5話:新たなる予感・出発編

 

 某月某日、天気は晴天。
 ぼくらは今、港にいる。迎えの船を待っているんだ。
 あ、名前がまだだったね。ぼくはネス。オネットの町に住んでいる平凡な子どもだ。いや、1つだけ平凡じゃないところがあるんだ。 ぼくはPSIという超能力が使えるんだ。その力を使って、地球の危機を救ったこともある。今は その力はこの世界でのバトル(試合)を活用して、コントロールできるように訓練中なんだ。ま、ここ最近は滅多に バトルはないんだけど、今日、あるイベントにぼくらが参加するみたいなんだ。

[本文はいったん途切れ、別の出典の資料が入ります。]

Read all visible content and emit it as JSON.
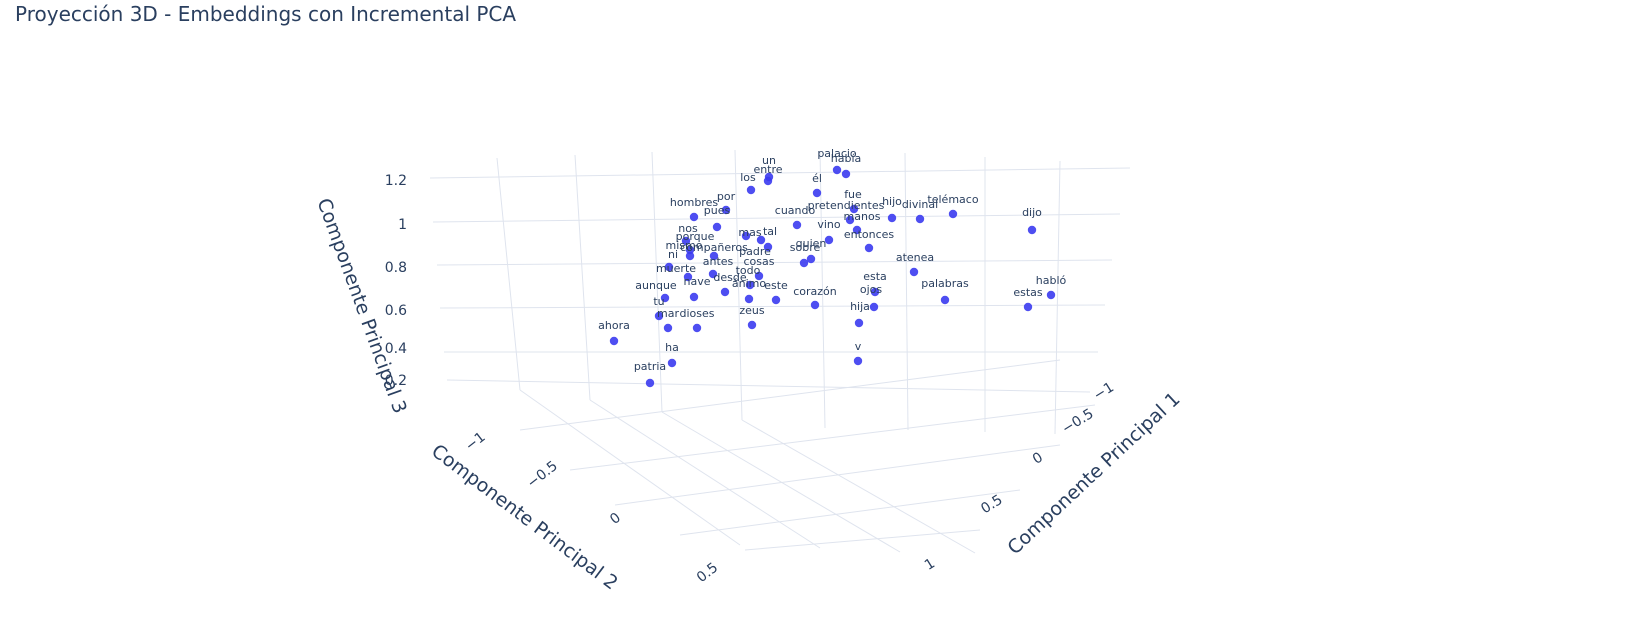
{
  "chart_data": {
    "type": "scatter",
    "title": "Proyección 3D - Embeddings con Incremental PCA",
    "xlabel": "Componente Principal 1",
    "ylabel": "Componente Principal 2",
    "zlabel": "Componente Principal 3",
    "x_ticks": [
      "−1",
      "−0.5",
      "0",
      "0.5",
      "1"
    ],
    "y_ticks": [
      "−1",
      "−0.5",
      "0",
      "0.5"
    ],
    "z_ticks": [
      "0.2",
      "0.4",
      "0.6",
      "0.8",
      "1",
      "1.2"
    ],
    "marker_color": "#3b3bf0",
    "points": [
      {
        "label": "un"
      },
      {
        "label": "palacio"
      },
      {
        "label": "había"
      },
      {
        "label": "entre"
      },
      {
        "label": "los"
      },
      {
        "label": "él"
      },
      {
        "label": "fue"
      },
      {
        "label": "hijo"
      },
      {
        "label": "divinal"
      },
      {
        "label": "telémaco"
      },
      {
        "label": "dijo"
      },
      {
        "label": "hombres"
      },
      {
        "label": "por"
      },
      {
        "label": "pues"
      },
      {
        "label": "pretendientes"
      },
      {
        "label": "cuando"
      },
      {
        "label": "manos"
      },
      {
        "label": "vino"
      },
      {
        "label": "nos"
      },
      {
        "label": "porque"
      },
      {
        "label": "mas"
      },
      {
        "label": "entonces"
      },
      {
        "label": "quien"
      },
      {
        "label": "sobre"
      },
      {
        "label": "tal"
      },
      {
        "label": "padre"
      },
      {
        "label": "atenea"
      },
      {
        "label": "antes"
      },
      {
        "label": "cosas"
      },
      {
        "label": "todo"
      },
      {
        "label": "esta"
      },
      {
        "label": "habló"
      },
      {
        "label": "palabras"
      },
      {
        "label": "estas"
      },
      {
        "label": "ojos"
      },
      {
        "label": "nave"
      },
      {
        "label": "desde"
      },
      {
        "label": "aunque"
      },
      {
        "label": "ánimo"
      },
      {
        "label": "este"
      },
      {
        "label": "corazón"
      },
      {
        "label": "tu"
      },
      {
        "label": "hija"
      },
      {
        "label": "mar"
      },
      {
        "label": "dioses"
      },
      {
        "label": "zeus"
      },
      {
        "label": "ahora"
      },
      {
        "label": "ha"
      },
      {
        "label": "v"
      },
      {
        "label": "patria"
      },
      {
        "label": "ni"
      },
      {
        "label": "muerte"
      },
      {
        "label": "mismo"
      },
      {
        "label": "compañeros"
      }
    ],
    "grid": true,
    "legend": "none"
  }
}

久しぶりのバトルに、 ぼくは期待で胸がいっぱいだ。
 周りを見ると、みんな待ち時間を持て余してるようだ。そりゃそうだ。だって9時までに到着とは言われてるけど、 なんせ到着したのが7時半だったんだ。出かけるときに、いくらなんでも早すぎるんじゃ、と言ったんだ。でもさ、大人・・マリオさん達は 「時間に遅れると、あいつが怖い。」と言って、聞かなかった。あいつってルイージさんのことだよね? そんなに怖くないと思う。むしろ優しくていい人だと僕は思う。お兄さんなのに、弟をここまで怖がるなんて、 変だよね?ぼくだって、妹がいるけど、そんなに怖くないよ。・・いや、怒ると怖いけど・・・。それと 同じようなものかな?
 ぼくはカービィ、ポポ、ナナと一緒にお菓子を買いに行っている。やっぱヒマだからね。GBAも持ってきたけど、 うっかりしたことに、電池を忘れた・・・。ついでに買ってこよっと。

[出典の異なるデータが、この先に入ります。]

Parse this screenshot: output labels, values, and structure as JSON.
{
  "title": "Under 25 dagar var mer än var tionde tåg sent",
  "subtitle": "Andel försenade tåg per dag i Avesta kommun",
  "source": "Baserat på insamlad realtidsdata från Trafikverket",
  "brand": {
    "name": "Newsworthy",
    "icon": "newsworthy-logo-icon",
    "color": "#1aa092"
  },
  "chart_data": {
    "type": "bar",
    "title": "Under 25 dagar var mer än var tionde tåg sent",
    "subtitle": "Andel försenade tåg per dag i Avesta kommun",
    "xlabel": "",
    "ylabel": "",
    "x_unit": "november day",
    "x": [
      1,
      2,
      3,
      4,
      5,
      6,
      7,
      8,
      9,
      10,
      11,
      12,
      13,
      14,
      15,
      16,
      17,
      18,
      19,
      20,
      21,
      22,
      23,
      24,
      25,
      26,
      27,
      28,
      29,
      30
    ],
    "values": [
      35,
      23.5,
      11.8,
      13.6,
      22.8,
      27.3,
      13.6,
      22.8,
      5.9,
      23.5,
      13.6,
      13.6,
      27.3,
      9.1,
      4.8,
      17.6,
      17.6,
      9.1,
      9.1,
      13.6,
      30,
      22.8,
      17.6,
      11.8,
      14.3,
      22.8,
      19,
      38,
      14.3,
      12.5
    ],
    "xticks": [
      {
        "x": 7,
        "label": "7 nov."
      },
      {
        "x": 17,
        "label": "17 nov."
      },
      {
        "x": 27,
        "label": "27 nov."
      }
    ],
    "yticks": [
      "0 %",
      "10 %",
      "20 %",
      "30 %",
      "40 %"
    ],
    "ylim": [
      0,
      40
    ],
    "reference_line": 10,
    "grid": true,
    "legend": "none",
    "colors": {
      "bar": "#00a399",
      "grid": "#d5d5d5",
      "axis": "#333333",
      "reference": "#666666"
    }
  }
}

 売店に到着すると、もう先にドンキー、ヨッシー、ピカチュウがホットドックを買っていた。早いよ〜。
「だって朝食もまともに取らずに出かけましたからね。」
(お腹ペコペコだよ〜)
 そりゃそうだよね。僕もお腹がすいてきた・・・。ところで、ドンキーの買ったホットドックって、何なの?初めて見るタイプだけど?
「あ、これバナナホット。ウインナーの代わりにバナナが入ってるんだよ。」
 ・・おいしいの?それ。
「うまいよ、コレ〜。」
 わ、カービィがいつの間にか買ってるし。・・ぼくは普通のホットドックを買うよ。
「ねえねえ、なんだろ。この『桃ホット』って。」
「ポポ、『コーラ(ホット)』もあるわよ。」
 なんでもホットにすればいいってもんじゃないと思うけど・・・。しかし、これから常夏の地域に行くのに、 熱いの買うの?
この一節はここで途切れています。